Ils retournent en Italie début 1902.

Autour de Florence – 1902
Huile sur toile, 22 x 32,5 cm
Galerie nationale finlandaise / Ateneum Art Museum, Helsinki
© Photo : Galerie nationale finlandaise /Jenni Nurminen


Mais à la fin de l’année, Elin rentre seule en Finlande, sans papier, en passant par l’Angleterre et la Suède, avec probablement quelques toiles à vendre car elle était confrontée à de sérieuses difficultés financières. 

 

La Merenda (Le goûter) – 1904
Huile sur toile, 83,5 x 139,5 cm
K.H.Renlund Museum, Kokkola
© Photo : Joni Virtanen


Entre 1903 et 1913, elle fait de fréquents aller-retour entre Volterra, où Raffaello est interné, et la Finlande où elle retrouve ses amis.

 

Thé du soir – 1904
Huile sur toile, 60 x 81 cm
Collection d'art de la Fondation Signe et Ane Gyllenberg, Villa Gylenberg, Helsinki
© Photo : Hagelstam & Co.


En 1906, au cours d’un de ses voyages, elle peint ce paysage étonnant près de Varsovie. Etonnant car la touche libre et légère évoque la technique impressionniste qu’elle a approchée parfois sans jamais s’y attacher vraiment.

 

Printemps, paysage champêtre – 1906
Huile sur toile, 101 x 81 cm
Fondazione Livorno, Livourne


Et, en Finlande, elle continue à peindre des portraits. Ici, celui du mari de sa sœur Tikki :

 

Portrait de Knut Hjalmar Ahonius – 1907
Photographié par Karl Johan Schoultz
Source : Archives d'Åbo Akademi


Et celui du directeur de la filature de Pori, d’une facture conforme aux autres portraits exécutés en Finlande à l’époque et qu'il me parait inutile de montrer. J’imagine qu’elle répondait à des commandes.

 

Portrait de Carl Gustav Sundell – 1913
Huile sur toile, 107 x 87,5 cm
Fondation Abo Akademi


On peut comparer ce portrait à ce qu’elle peignait en Italie au même moment. Des œuvres exposées pour la première fois en 2002 à Livourne, toutes issues de collections particulières et qui n’ont jamais quitté l’Italie.  Elin avait bien deux styles, l’un pour gagner sa vie, l’autre pour la lumière d’Italie !

 

Piccole ricamatrici (Petites brodeuses) – 1910/1915
Huile sur toile, 40 x 51 cm
Collection particulière


Al calare del sole (Coucher de soleil) – 1910/1915
Huile sur toile, 46 x 60 cm
Collection particulière


Antignano Alto, via Fraschetti – 1917
Huile sur toile, 49 x 39 cm
Collection particulière
(j'ai copié cette photo dans un catalogue, les couleurs sont trop saturées)

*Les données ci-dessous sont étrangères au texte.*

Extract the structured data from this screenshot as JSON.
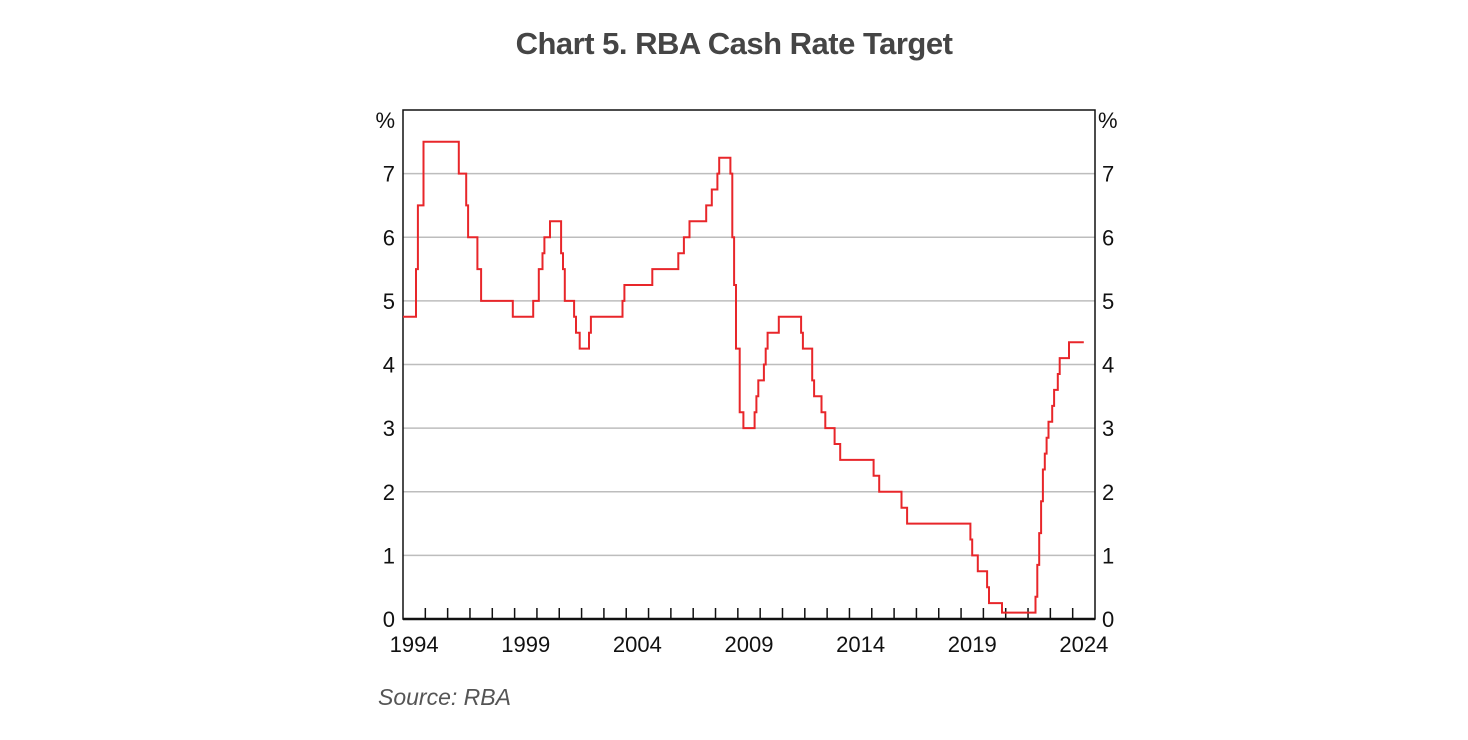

Et ce sont ses œuvres italiennes qu’Elin expose, à la Biennale de Venise (un Autoportrait), à Milan, Livourne et au Promotrici à Florence où son tableau Interno (Intérieur) est acheté par la Galerie d’Art Moderne du Palais Pitti laquelle, hélas, ne le montre pas en ligne…

 

Autoportrait – 1903
Huile sur toile, 23,5 x 27,5 cm
Musée d’Art de Turku, Finlande


En 1913, Elin quitte son pays pour la dernière fois. La Grande Guerre l’empêchera d’y retourner.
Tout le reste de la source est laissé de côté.